Il relâche la mèche sur laquelle il s'est acharné. Lui caresse la tête, doucement. Elle s'amuse avec l'un des boutons de sa veste, le fait tourner entre ses doigts fins. Elle aussi a les mots sur le bord des lèvres. Les mots. Ce qu'elle ne doit pas dire. A aucun prix. Parce qu'ils causeront sa perte. Alors elle cherche. Elle cherche comment lui faire comprendre, sans lui dire. Parce qu'elle sait qu'il ne comprendra pas de lui-même. Il se déteste beaucoup trop pour ça. Et sa tête qui lui fait mal, qui l'empêche de penser... Elle essaye.
— Tu sais, ce que tu m'as dit, la dernière fois, au bal... Dans la chambre.
Silence. Elle peut entendre les battements de son propre cœur. Et du sien. Ils sont plus rapides. Plus forts. Ils accélèrent à une vitesse folle. Boum-boum. Boum-boum.
— Je n'ai rien dit, répond Hux au bout de quelques secondes.
— Ah, c'est dommage...
— Dommage ?
Boum-boum. Boum-boum.
— Oui. Parce que... – elle prend une grande inspiration – Parce que moi, ce que je t'ai dit dans les ruines, c'est pas vrai. Que personne pourrait jamais t'aimer.

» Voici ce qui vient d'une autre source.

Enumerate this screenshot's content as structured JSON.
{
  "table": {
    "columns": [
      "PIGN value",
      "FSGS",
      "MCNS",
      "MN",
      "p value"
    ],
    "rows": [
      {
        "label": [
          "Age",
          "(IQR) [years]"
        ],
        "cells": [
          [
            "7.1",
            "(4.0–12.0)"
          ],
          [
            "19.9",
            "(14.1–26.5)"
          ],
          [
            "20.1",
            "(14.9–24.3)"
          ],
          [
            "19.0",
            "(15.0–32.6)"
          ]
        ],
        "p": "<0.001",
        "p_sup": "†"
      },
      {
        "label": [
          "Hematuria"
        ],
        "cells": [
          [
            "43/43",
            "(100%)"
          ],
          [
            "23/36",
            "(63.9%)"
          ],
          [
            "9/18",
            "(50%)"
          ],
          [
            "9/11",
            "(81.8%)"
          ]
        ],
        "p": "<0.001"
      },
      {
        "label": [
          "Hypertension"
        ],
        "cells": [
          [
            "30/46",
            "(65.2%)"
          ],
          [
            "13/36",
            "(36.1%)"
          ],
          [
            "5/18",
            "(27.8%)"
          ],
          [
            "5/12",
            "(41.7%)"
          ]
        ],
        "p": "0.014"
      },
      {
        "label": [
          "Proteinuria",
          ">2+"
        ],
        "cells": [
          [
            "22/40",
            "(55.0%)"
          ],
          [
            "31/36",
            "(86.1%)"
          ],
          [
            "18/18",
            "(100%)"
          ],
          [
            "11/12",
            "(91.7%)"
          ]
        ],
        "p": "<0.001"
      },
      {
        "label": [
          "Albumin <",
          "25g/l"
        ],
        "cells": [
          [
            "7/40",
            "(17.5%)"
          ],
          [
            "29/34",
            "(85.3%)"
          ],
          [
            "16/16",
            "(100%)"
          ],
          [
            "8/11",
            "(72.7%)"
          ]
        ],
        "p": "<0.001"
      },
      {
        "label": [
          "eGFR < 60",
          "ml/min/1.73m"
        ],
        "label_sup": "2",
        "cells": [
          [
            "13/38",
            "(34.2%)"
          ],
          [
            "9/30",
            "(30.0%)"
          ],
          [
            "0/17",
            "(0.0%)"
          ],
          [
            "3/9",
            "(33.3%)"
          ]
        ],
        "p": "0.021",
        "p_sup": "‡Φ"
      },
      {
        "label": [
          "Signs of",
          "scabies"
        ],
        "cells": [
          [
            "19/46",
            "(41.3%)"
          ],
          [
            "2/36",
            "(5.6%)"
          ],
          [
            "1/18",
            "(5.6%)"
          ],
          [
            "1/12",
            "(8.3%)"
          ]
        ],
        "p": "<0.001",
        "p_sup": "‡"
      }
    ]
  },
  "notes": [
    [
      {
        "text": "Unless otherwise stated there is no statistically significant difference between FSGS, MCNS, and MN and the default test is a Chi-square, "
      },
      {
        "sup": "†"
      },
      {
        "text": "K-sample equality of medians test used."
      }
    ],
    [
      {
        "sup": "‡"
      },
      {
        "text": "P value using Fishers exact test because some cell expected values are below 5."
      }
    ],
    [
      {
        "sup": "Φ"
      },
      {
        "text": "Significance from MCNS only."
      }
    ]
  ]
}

Boum. C'est comme si la poitrine de Hux allait exploser. Elle la sent se soulever au rythme de ses battements de cœur. Elle cogne contre son oreille.
— Moi, je peux.
Le silence qui s'en suit est le plus lourd et le plus long de toute leur vie. Rien ne bouge. Le temps est suspendu. A l'extérieur, il n'y a rien qui se passe. Rien. Rien en dehors de cette chambre. Ils attendent, chacun suspendu à l'instant présent. Ils se demandent ce que pense l'autre. Raene finit par se redresser. Elle plante ses yeux dans les siens. Pour une fois, elle n'y voit pas de glace. Elle y voit, pour la première fois, l'homme qu'elle aime réellement. Ses peurs. Ses doutes. Ce qu'il ne dit jamais, garde enfoui au plus profond de lui. Il lui prend doucement le menton. Rapproche son visage du sien. Elle sent son souffle chaud sur ses joues.
Lorsque leurs lèvres se scellent, c'est différent. Différent de toutes ces fois où ils s'embrassaient fougueusement avant de mêler leurs corps. Il y a quelque chose en plus. Quelque chose qui remue l'intérieur de Raene. Lui coupe la respiration. L'empêche de réfléchir. Une fièvre différente de celle qu'elle ressentait ces dernières heures. Une fièvre dont elle ne veut pas se passer, jamais. C'est comme si tous les soleils de la galaxie, de l'univers, se mettaient à briller en même temps, de toute leur puissance. Les planètes explosent, les lunes inversent leur course. Le monde peut s'écrouler, l'apocalypse éclater. Plus rien n'a d'importance que ce moment. Elle n'a pas envie de se fondre en lui, comme à l'ordinaire. Elle veut rester ainsi, pour toujours.
Ils ne se séparent qu'à regret. L'instant est magique uniquement parce qu'il est éphémère. Et pourtant, ils voudraient tant recommencer, encore et encore. Ne pas fermer les yeux. Ne pas s'endormir. Ne rien manquer, ne pas gâcher la moindre minute passée avec l'autre. Tout ce qu'ils ont vécu ensemble paraît bien ridicule, maintenant. Sans importance. Raene se blottit de nouveau contre lui. Mais c'est différent. Parce que maintenant, il sait. Et le monstre au fond de lui s'endort enfin.